Juanma Moreno ha activado la fase de recuperación tras la emergencia que ha golpeado a varios municipios andaluces y ha lanzado un aviso claro: para afrontar la reconstrucción habrá que mover recursos de otras áreas. “Son habas contadas”, ha resumido el presidente andaluz, dejando entrever que el margen presupuestario es limitado y que tocará reajustar cuentas.
El anuncio se produce después de que la Junta rebajara este sábado la situación operativa del Plan Territorial de Emergencias de Protección Civil de Andalucía al nivel 1. Desde este mismo momento, y de forma simultánea, comienza la etapa de reconstrucción bajo el paraguas del Plan Andalucía Actúa.
La fase de recuperación ya está en marcha

El presidente de la Junta, Juanma Moreno, visitó este domingo Ronda para reunirse con los vecinos desalojados de Grazalema. Allí confirmó que, dentro del nivel 1 de emergencia, ya no es necesaria la cooperación directa de otras administraciones para la gestión operativa inmediata.
Eso sí, dejó claro que la recuperación exigirá coordinación institucional.
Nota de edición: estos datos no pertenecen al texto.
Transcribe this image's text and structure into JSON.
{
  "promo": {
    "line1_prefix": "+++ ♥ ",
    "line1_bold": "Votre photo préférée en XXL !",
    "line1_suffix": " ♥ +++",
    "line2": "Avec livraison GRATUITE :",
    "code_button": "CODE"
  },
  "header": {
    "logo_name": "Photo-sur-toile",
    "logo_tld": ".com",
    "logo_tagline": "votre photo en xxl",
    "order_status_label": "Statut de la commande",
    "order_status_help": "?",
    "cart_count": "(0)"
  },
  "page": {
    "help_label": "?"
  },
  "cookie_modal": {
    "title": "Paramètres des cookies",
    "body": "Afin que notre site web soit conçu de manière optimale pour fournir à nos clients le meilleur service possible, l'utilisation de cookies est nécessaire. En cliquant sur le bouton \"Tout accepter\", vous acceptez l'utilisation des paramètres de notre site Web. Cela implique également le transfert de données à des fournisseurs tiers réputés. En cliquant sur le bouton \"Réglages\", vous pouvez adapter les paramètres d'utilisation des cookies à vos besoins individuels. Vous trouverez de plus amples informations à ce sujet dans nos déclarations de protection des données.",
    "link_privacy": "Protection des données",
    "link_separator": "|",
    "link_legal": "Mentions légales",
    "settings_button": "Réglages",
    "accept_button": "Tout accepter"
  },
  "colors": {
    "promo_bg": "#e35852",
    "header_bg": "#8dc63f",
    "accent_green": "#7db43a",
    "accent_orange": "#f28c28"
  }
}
Según explicó, a partir del martes comenzará formalmente la fase de evaluación exhaustiva de daños, con especial atención a los informes de los geólogos del Consejo Superior de Investigaciones Científicas, que deberán determinar cuándo y cómo pueden regresar los vecinos desalojados.
Moreno confía en que la mejora meteorológica prevista para esta semana facilite los trabajos. Tras días de lluvias intensas y episodios de viento, la previsión apunta a una tregua climática que permitirá acelerar la reconstrucción.
Plan Andalucía Actúa la hoja de ruta para la reconstrucción
El Plan Andalucía Actúa será el instrumento central para canalizar la respuesta económica y técnica. Aunque todavía no está cuantificado al 100%, la Junta ya ha movilizado más de 500 millones de euros para una primera fase centrada en la red viaria.
La prioridad es clara:
- Reparación urgente de carreteras
- Restablecimiento de accesos a municipios aislados
- Garantizar transporte escolar
- Recuperar la conectividad básica
“La red viaria es fundamental”, subrayó Moreno. Sin carreteras operativas, no hay vuelta a la normalidad posible.
De dónde saldrá el dinero
Aquí está la clave política y presupuestaria. El presidente reconoció que la Junta tendrá que “sacar dinero de un lado y ponerlo en otro”. En otras palabras, se revisarán partidas previstas para otros fines.
No hay margen ilimitado. El presupuesto es finito. Y cuando llega una catástrofe natural de esta magnitud, el equilibrio se rompe.
Moreno habló de una “recomposición” presupuestaria liderada por las consejerías de Presidencia y Economía. Ese reajuste implicará inevitablemente:
- Reprogramar inversiones
- Aplazar proyectos no urgentes
- Redirigir fondos inicialmente asignados a otras políticas
La frase “son habas contadas” resume una realidad incómoda: cada euro destinado a reconstrucción es un euro que deja de invertirse en otra área.
Una factura que ninguna administración puede asumir sola
El presidente andaluz también apeló a la colaboración de:
- Ayuntamientos
- Diputaciones provinciales
- Gobierno central
- Unión Europea
“Son muchos los daños y ninguna administración puede por sí sola”, afirmó.
La estrategia pasa por combinar recursos propios con fondos estatales y europeos, especialmente si la evaluación definitiva de daños eleva la cifra final por encima de lo ya previsto.
El desafío político de priorizar en tiempos de crisis
Más allá de la gestión técnica, la reconstrucción abre un debate político inevitable: ¿qué partidas se verán afectadas? ¿Se resentirán políticas sociales, inversiones en infraestructuras o programas sectoriales?
De momento, la Junta no ha detallado qué áreas sufrirán ajustes. El plan sigue abierto y dependerá de la cuantificación final de los daños.
Lo que sí es evidente es que la recuperación no será inmediata. Primero vendrá la evaluación técnica. Después, la ejecución presupuestaria. Y finalmente, la reconstrucción física.
Mientras tanto, cientos de vecinos esperan poder volver a sus casas y recuperar la normalidad.
La emergencia ha bajado de nivel. Pero el verdadero desafío empieza ahora: reconstruir sin desbordar las cuentas públicas.